Rapid identification of bacteria from positive blood culture bottles by use of matrix-assisted laser desorption-ionization time of flight mass spectrometry fingerprinting

Abstract

Early and adequate antimicrobial therapy has been shown to improve the clinical outcome in bloodstream infections (BSI). To provide rapid pathogen identification for targeted treatment, we applied matrix-assisted laser desorption-ionization time of flight (MALDI-TOF) mass spectrometry fingerprinting to bacteria directly recovered from blood culture bottles. A total of 304 aerobic and anaerobic blood cultures, reported positive by a Bactec 9240 system, were subjected in parallel to differential centrifugation with subsequent mass spectrometry fingerprinting and reference identification using established microbiological methods. A representative spectrum of bloodstream pathogens was recovered from 277 samples that grew a single bacterial isolate. Species identification by direct mass spectrometry fingerprinting matched reference identification in 95% of these samples and worked equally well for aerobic and anaerobic culture bottles. Application of commonly used score cutoffs to classify the fingerprinting results led to an identification rate of 87%. Mismatching mostly resulted from insufficient bacterial numbers and preferentially occurred with Gram-positive samples. The respective spectra showed low concordance to database references and were effectively rejected by score thresholds. Spiking experiments and examination of the respective study samples even suggested applicability of the method to mixed cultures. With turnaround times around 100 min, the approach allowed for reliable pathogen identification at the day of blood culture positivity, providing treatment-relevant information within the critical phase of septic illness.

FIG. 1.

Bacteria were recovered from blood culture fluids by differential centrifugation. Washed pellets were resuspended in 300 μl H₂O, inactivated with ethanol, and prepared for subsequent mass spectrometry fingerprinting by formic acid extraction (see the text for details).

FIG. 2.

Mass spectra from blood culture samples spiked with different concentrations of S. aureus Newman. Lower inocula resulted in decreasing numbers of detected bacterial peaks and reduced concordance scores for the best-matching reference spectrum from the Biotyper database (inscribed numbers).

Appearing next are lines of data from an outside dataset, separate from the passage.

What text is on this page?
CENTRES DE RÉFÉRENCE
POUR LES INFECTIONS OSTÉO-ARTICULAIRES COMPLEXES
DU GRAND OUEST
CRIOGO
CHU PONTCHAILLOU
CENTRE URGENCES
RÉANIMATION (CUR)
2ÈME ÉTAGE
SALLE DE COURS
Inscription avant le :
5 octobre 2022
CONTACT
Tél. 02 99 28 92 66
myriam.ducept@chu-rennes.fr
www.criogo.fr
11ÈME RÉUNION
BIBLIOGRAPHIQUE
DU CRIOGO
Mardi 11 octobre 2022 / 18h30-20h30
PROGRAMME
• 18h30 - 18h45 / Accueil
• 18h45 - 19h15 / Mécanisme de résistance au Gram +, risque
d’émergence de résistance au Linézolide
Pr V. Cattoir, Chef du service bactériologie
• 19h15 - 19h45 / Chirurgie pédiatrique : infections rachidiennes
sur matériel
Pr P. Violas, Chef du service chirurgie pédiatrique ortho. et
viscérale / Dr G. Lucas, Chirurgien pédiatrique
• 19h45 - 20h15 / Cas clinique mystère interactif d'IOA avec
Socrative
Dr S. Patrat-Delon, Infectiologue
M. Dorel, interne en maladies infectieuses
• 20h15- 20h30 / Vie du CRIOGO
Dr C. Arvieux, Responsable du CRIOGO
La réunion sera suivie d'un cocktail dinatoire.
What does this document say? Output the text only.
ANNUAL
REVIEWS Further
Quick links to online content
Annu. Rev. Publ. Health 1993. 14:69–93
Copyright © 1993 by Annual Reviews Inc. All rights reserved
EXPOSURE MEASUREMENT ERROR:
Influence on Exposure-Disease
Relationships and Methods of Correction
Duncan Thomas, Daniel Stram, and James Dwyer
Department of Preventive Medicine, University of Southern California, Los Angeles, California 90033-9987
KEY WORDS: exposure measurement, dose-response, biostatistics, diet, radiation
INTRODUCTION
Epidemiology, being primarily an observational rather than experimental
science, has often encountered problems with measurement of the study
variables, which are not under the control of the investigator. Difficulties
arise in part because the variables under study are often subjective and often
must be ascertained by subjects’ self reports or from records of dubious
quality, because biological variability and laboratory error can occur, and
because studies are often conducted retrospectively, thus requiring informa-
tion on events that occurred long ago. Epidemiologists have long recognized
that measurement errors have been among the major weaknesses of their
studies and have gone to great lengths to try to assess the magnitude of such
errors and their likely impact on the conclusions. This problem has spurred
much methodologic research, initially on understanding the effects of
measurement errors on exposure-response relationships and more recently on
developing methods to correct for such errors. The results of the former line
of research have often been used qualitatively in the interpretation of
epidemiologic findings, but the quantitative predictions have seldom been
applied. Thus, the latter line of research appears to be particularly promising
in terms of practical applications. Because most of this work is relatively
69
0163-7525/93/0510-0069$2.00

At 10⁶ CFU/ml, spectra resembled those from sterile cultures, and species identification failed.

FIG. 3.

Effect of bacterial concentration and culture age on identification scores from direct mass spectrometry fingerprinting. Blood culture samples preincubated for 1 (filled circles) or 7 days (open circles) were spiked with different concentrations of S. aureus Newman and E. coli DH5α and subjected to mass spectrometry fingerprinting. Symbols and error bars indicate mean identification scores (in arbitrary units [a.u.]) and standard deviations from at least four independent sample preparations. Solid and dotted lines represent best fits from nonlinear regression with 95% CIs. The shaded area marks the range of bacterial concentrations at the time of culture positivity as detected in a random selection of 30 study samples. A clear association between bacterial concentration and identification scores was observed. Although advanced culture age led to reduced identification scores, the majority of clinical samples are predicted to yield sufficient scores for secure species-level identification.